- 3/4 cup butter, at room temperature
- 1-1/2 cups all-purpose flour
- 1/2 cup confectioners’ sugar
FOR THE FILLING:
- 2 lemons
- 4 eggs
- 1-1/2 cups sugar
- 1/4 cup all-purpose flour
- Heat the oven to 350 degrees. For the shortbread crust, have your child use her fingertips to work the butter, flour, and confectioners’ sugar in a large bowl until the mixture holds together. Transfer the dough to an ungreased 9- by 13-inch pan and press it into the pan. Bake for 20 minutes or until the edges begin to brown.

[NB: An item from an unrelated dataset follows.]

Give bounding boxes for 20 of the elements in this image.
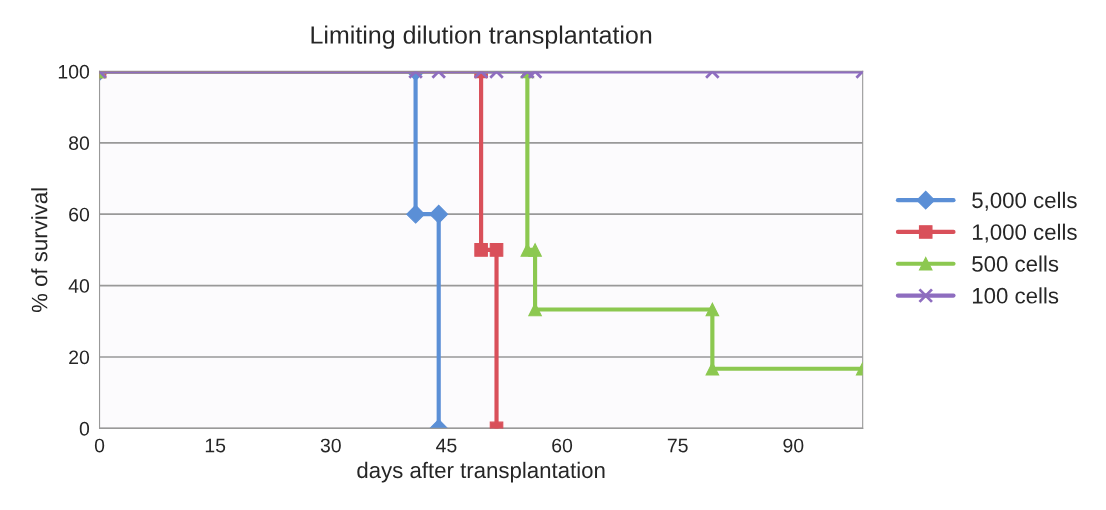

- While the shortbread is baking, make the lemon filling. Wash and dry the lemons, then grate the rinds using the small holes on your grater (you will need 2 tablespoons of zest). Slice each lemon in half and squeeze the juice into a measuring cup until you have 1/3 cup. Remove any seeds. (Tip: To grate a lemon, your child should hold the grater firmly with one hand and grip the lemon with the other, keeping the fingers as far away from the grater as possible.)
- In a large mixing bowl, whisk together the eggs and sugar. Whisk in the flour. Stir in the lemon zest and juice. When the shortbread has baked, pour the filling over it and return the pan to the oven for another 20 to 25 minutes or until the filling no longer jiggles and the edges are lightly brown. (Test by inserting a knife in the middle.) Cool and dust with confectioners’ sugar. Makes 24 two-inch lemon squares. Refrigerate any leftovers.